The NVT ratio (the crypto version of the earnings multiple) is now sending signals that are completely the opposite. In April, before prices surged, NVT showed overvaluation; when prices reached 120k in October, it said undervaluation. The core problem is that on-chain transaction volume can no longer represent real economic activity. Trends like Layer 2 transactions, settlement within exchanges, and ETF custody are all eroding the representativeness of on-chain data.

The supply side also isn’t that important anymore. After the 2024 halving, Bitcoin’s annualized inflation rate fell from 1.7% to 0.85%, and the proportion of new supply each year relative to the total is less than 1%. Compared with a market value in the trillions of dollars, the real impact of this supply reduction is negligible. The S2F model is off precisely because it only looks at supply and completely ignores demand, leading to predictions that are wildly unrealistic.

The altcoin season index has been staying below 30 for a long time, and BTC Dominance has reached a peak of only 64%—far from the critical thresholds of past capital rotation. But this isn’t because funds are flowing into altcoins; it’s because institutional risk appetite for BTC is higher than for altcoins themselves. The incremental capital attracted by ETFs flows directly into BTC, and structurally, it doesn’t “rotate.” In addition, the siphoning effect of AI and precious metals also reduces the incremental inflow into the crypto market.

Retail sentiment is no longer a decisive force behind prices. The logic of the Fear and Greed Index is contrarian trading: buy when extremely fearful, sell when extremely greedy. But now, when retail investors are fearful, institutions may be buying the dip; when retail investors are greedy, institutions may be hedging with derivatives. The transmission mechanism between sentiment and price has been disrupted by institutional capital.
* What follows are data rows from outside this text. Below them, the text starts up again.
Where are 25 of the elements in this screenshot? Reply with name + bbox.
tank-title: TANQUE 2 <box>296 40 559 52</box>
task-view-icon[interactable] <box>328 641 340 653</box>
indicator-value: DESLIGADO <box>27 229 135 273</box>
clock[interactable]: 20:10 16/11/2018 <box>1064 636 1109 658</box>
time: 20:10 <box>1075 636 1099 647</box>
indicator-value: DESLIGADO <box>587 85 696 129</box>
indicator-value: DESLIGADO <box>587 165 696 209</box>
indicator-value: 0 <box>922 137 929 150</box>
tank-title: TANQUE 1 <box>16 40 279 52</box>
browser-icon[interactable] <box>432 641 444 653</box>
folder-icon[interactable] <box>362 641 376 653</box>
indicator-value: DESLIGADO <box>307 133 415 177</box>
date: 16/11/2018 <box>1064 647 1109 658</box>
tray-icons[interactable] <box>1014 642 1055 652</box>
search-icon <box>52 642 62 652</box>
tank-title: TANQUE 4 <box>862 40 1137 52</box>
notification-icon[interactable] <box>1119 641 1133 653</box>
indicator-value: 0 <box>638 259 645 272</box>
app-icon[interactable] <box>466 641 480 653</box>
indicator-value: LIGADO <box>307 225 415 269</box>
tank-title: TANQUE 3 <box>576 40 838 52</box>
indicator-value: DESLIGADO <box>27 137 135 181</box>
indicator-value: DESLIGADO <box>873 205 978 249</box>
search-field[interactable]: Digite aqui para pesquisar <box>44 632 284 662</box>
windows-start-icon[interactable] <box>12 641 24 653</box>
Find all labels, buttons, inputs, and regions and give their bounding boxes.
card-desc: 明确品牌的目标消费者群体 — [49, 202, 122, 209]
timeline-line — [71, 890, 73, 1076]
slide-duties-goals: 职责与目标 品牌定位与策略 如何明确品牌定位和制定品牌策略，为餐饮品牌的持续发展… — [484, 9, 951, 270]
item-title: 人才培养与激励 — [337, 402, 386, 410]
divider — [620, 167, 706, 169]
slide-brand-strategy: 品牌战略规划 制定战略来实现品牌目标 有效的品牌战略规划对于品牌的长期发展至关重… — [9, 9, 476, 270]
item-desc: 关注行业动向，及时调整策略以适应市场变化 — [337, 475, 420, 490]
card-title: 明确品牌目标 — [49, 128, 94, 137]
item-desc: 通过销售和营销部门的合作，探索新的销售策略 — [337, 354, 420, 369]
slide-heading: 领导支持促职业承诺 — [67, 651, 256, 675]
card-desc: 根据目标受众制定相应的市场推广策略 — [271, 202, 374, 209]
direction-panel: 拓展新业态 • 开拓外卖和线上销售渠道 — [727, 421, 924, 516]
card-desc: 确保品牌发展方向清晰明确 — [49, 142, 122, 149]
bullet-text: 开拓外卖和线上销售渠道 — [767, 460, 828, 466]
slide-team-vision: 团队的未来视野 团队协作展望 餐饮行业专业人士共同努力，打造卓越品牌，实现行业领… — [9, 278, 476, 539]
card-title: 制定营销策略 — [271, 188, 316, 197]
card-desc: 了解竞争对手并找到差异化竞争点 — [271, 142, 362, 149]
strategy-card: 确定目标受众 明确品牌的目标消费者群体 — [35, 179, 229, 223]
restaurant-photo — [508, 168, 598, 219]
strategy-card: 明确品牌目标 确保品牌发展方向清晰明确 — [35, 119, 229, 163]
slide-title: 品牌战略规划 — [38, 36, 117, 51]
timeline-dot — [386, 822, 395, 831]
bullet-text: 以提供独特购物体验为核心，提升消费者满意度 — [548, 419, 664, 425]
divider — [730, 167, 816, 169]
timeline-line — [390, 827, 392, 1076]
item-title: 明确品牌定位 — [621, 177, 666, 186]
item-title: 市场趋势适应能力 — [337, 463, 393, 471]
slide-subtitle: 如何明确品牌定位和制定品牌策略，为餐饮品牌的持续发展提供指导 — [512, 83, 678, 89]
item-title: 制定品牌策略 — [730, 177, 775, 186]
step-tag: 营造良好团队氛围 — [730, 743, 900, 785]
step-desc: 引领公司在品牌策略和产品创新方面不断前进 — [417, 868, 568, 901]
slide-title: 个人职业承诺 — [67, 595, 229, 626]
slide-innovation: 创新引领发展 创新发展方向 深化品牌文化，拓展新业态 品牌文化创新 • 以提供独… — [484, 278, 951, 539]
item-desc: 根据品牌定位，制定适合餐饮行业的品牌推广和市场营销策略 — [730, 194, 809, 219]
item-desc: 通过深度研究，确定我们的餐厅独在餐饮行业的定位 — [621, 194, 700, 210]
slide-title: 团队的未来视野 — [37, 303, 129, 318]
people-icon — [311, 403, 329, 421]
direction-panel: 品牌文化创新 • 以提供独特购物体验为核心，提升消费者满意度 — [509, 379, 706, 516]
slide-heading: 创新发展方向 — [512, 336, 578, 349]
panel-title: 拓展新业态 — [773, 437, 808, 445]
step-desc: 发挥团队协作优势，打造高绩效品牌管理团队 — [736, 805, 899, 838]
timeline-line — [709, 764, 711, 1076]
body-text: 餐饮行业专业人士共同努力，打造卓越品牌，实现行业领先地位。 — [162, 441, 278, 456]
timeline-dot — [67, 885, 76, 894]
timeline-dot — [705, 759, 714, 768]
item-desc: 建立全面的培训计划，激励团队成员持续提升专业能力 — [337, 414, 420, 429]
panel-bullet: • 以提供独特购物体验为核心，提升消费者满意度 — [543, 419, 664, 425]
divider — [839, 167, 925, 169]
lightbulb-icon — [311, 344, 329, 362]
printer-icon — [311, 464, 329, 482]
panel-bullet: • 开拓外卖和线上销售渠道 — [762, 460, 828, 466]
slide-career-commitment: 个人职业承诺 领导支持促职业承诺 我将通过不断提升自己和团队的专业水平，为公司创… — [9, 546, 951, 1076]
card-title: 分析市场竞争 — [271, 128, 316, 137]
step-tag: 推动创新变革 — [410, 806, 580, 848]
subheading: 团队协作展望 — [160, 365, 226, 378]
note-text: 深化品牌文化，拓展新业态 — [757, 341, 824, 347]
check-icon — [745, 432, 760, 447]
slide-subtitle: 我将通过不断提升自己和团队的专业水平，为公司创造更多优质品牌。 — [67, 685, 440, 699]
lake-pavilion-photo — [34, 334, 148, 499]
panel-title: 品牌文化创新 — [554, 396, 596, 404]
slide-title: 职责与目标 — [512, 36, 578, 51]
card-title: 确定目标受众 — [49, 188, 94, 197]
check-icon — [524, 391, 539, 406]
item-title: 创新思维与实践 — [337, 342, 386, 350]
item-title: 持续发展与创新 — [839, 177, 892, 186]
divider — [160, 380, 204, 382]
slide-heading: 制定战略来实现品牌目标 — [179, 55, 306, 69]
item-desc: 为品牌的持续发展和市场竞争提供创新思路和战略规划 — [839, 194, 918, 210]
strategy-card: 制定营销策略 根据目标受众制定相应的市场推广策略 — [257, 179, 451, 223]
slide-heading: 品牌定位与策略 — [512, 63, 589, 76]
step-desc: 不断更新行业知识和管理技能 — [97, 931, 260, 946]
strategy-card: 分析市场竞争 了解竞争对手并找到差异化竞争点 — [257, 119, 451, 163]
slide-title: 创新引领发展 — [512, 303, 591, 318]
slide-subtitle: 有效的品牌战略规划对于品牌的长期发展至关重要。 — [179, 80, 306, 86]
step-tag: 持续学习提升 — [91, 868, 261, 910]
In the end, these indicators failing isn’t surprising. Most classic indicators are essentially curve fits based on 3–4 halving-cycle trends, with extremely small sample sizes. When the market environment undergoes a qualitative change—when the participant structure shifts from retail-led to institutional-led, and when the source of funds shifts from pure crypto believers to traditional financial institutions—tools trained on past conditions naturally stop working.

The signal being communicated is actually very simple: rather than obsessing over finding the next “universal indicator,” it’s more important to understand the assumptions and applicability boundaries of each indicator. Over-reliance on any single tool can lead to misjudgments. The underlying rules of the market are being rewritten, and staying cognitively flexible may be more practical than searching for a perfect predictive tool.